Harry and Meghan are said to be hands-on with Archie and will likely be the same way with baby No. 2. This is also the case with Harry’s brother, Prince William, and his wife Catherine, Duchess of Cambridge who chose not to hire an army of nannies for their three kids; a big change from how royals of the past did things. Here’s more on that, plus some other facts about royal parenting and the mother who called her own children “ugly” and “frog-like.”
Queen Elizabeth II was criticized for her parenting
There have been rumblings for decades about Queen Elizabeth II and her eldest son, Prince Charles, having a distant relationship.
When Charles was born his mother was still Princess Elizabeth and while she wasn’t yet a queen, she did have royal duties to carry out and engagements to attend. After she was coronated in 1953, she traveled even more and the prince was often left in the care of nannies. The queen was even gone for six months on her Commonwealth tour.
“The sight of Prince Charles as a very small boy standing with his hand out to shake his mother’s hand formally after she returned from a long tour once sparked rumors that the queen had a distant and remote relationship with her oldest son,” body language expert Judi James told Express.
Jonathan Dimbleby, who penned the authorized biography of Prince Charles, quoted the Prince of Wales as saying that it was “inevitably the nursery staff” who raised him as they were ones who witnessed his important firsts.
This queen called her kids ‘ugly’ and ‘frog-like’ and refused to breastfeed
Queen Elizabeth’s great-great-grandmother Queen Victoria, who had nine children, absolutely hated childbirth and referred to pregnancy as an “occupational hazard” of being a royal wife.

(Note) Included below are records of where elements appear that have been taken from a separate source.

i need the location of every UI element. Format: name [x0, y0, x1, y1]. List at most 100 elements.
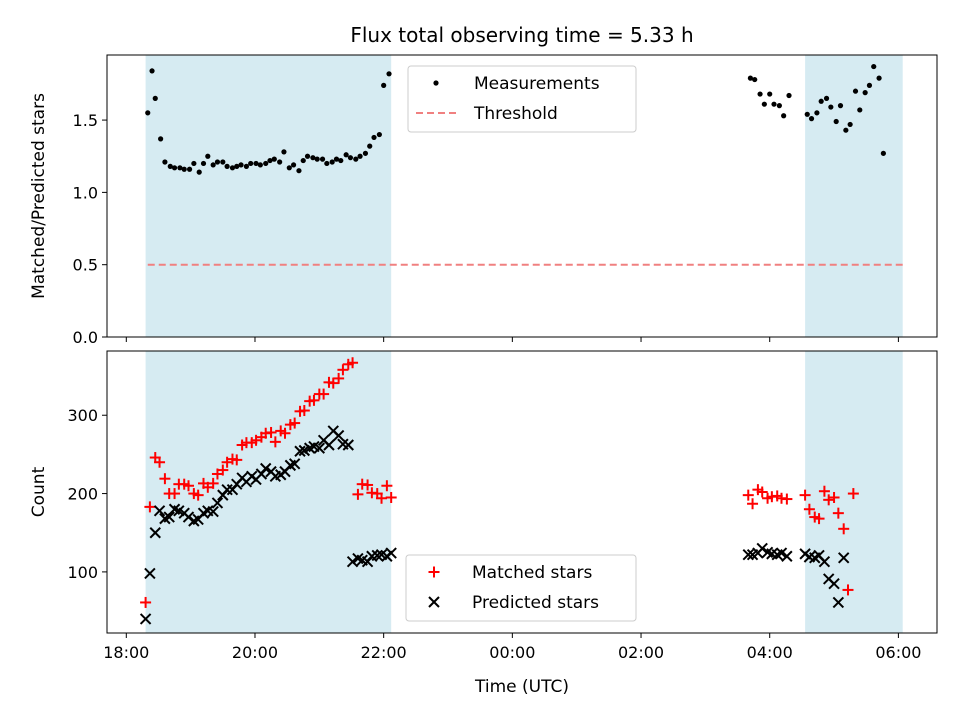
legend-swatch — [433, 80, 439, 86]
data-point — [211, 497, 224, 509]
data-point — [182, 480, 194, 492]
data-point — [207, 477, 219, 489]
marker-stroke — [139, 613, 152, 625]
data-point — [234, 163, 240, 169]
marker-stroke — [775, 547, 788, 559]
data-point — [781, 550, 793, 562]
data-point — [813, 513, 825, 525]
data-point — [329, 159, 335, 165]
data-point — [843, 127, 849, 133]
data-point — [837, 552, 850, 564]
series-matched-stars — [140, 357, 859, 608]
marker-stroke — [168, 503, 181, 515]
data-point — [347, 357, 359, 369]
data-point — [786, 92, 792, 99]
data-point — [381, 82, 387, 88]
data-point — [327, 377, 339, 389]
data-point — [296, 168, 302, 174]
panel-1: 0.0 0.5 1.0 1.5 Matched/Predicted stars Measu… — [29, 54, 938, 347]
data-point — [144, 501, 156, 513]
data-point — [144, 567, 156, 580]
data-point — [279, 427, 291, 439]
marker-stroke — [337, 438, 349, 450]
data-point — [747, 498, 759, 510]
y-tick-label: 200 — [67, 485, 98, 504]
data-point — [775, 547, 788, 559]
data-point — [799, 489, 811, 501]
data-point — [347, 155, 354, 161]
data-point — [828, 104, 834, 110]
data-point — [337, 364, 349, 376]
y-tick-label: 0.0 — [73, 328, 98, 347]
data-point — [182, 511, 195, 523]
x-tick-label: 20:00 — [232, 643, 278, 662]
data-point — [290, 162, 297, 168]
marker-stroke — [144, 567, 156, 580]
marker-stroke — [822, 573, 835, 585]
data-point — [880, 150, 886, 156]
data-point — [314, 156, 320, 162]
marker-stroke — [163, 511, 175, 523]
data-point — [271, 156, 277, 162]
x-tick-label: 22:00 — [361, 643, 407, 662]
x-tick-label: 00:00 — [489, 643, 535, 662]
panel-2: 100 200 300 18:00 20:00 22:00 00:00 02:00 04:00 0… — [29, 350, 938, 662]
data-point — [362, 150, 369, 156]
y-axis-label: Matched/Predicted stars — [29, 93, 49, 299]
data-point — [866, 82, 873, 88]
data-point — [747, 75, 754, 81]
data-point — [231, 454, 243, 466]
data-point — [265, 426, 277, 438]
data-point — [352, 488, 364, 500]
plot-frame — [106, 350, 938, 634]
data-point — [756, 486, 768, 498]
legend-swatch — [428, 566, 440, 578]
data-point — [742, 548, 754, 561]
marker-stroke — [153, 505, 166, 517]
data-point — [224, 163, 230, 169]
data-point — [196, 169, 202, 175]
marker-stroke — [756, 542, 768, 555]
data-point — [871, 63, 877, 70]
legend: Measurements Threshold — [407, 65, 637, 133]
marker-stroke — [428, 596, 440, 608]
x-tick-label: 06:00 — [875, 643, 921, 662]
data-point — [828, 491, 840, 503]
marker-stroke — [342, 439, 354, 451]
data-point — [253, 160, 259, 167]
data-point — [200, 160, 207, 167]
data-point — [338, 157, 344, 164]
data-point — [386, 71, 392, 77]
data-point — [808, 116, 815, 122]
data-point — [876, 75, 882, 81]
x-tick-label: 02:00 — [618, 643, 664, 662]
data-point — [288, 458, 301, 470]
marker-stroke — [346, 556, 359, 568]
data-point — [294, 445, 306, 457]
data-point — [823, 95, 830, 101]
data-point — [838, 523, 850, 535]
marker-stroke — [202, 505, 214, 517]
data-point — [837, 103, 844, 109]
marker-stroke — [742, 548, 754, 561]
marker-stroke — [356, 554, 368, 566]
data-point — [158, 136, 164, 142]
data-point — [757, 91, 763, 97]
data-point — [181, 166, 187, 172]
chart-title: Flux total observing time = 5.33 h — [350, 23, 693, 47]
data-point — [205, 153, 211, 159]
data-point — [852, 88, 859, 94]
data-point — [192, 489, 204, 501]
data-point — [828, 577, 840, 590]
data-point — [823, 494, 835, 506]
panels: 0.0 0.5 1.0 1.5 Matched/Predicted stars Measu… — [29, 54, 938, 662]
data-point — [159, 473, 171, 485]
marker-stroke — [832, 596, 845, 609]
data-point — [214, 159, 221, 165]
data-point — [833, 118, 839, 125]
marker-stroke — [813, 549, 825, 562]
data-point — [139, 613, 152, 625]
marker-stroke — [818, 556, 831, 568]
data-point — [153, 505, 166, 517]
data-point — [761, 101, 767, 107]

History.com noted that she even called her own babies “ugly” and “frog-like.”
Something else the late queen was not a fan of was breastfeeding, so she employed a wet nurse.
According to The Sun, Queen Victoria called breastfeeding “repulsive” and when her own daughters decided to do it with their little ones, she wrote in her diary: “It makes my hair stand on end that my daughters have turned into cows.”
This royal wouldn’t breastfeed her children either
But Queen Victoria wasn’t the only royal who refused to breastfeed her kids. Queen Elizabeth’s sister, Princess Margaret, didn’t want anything to do with it either.
The reigning monarch and Margaret were breastfed by their mom, the Queen Mother, when they were babies. And when she had her children then-Princess Elizabeth also chose to breastfeed. Margaret, however, did not follow her mother or her sister’s lead.
The Countess of Snowdon bottle-fed her son and daughter instead. The Guardian reported that Margaret decided to go that route because she found the whole idea of breastfeeding “distasteful.”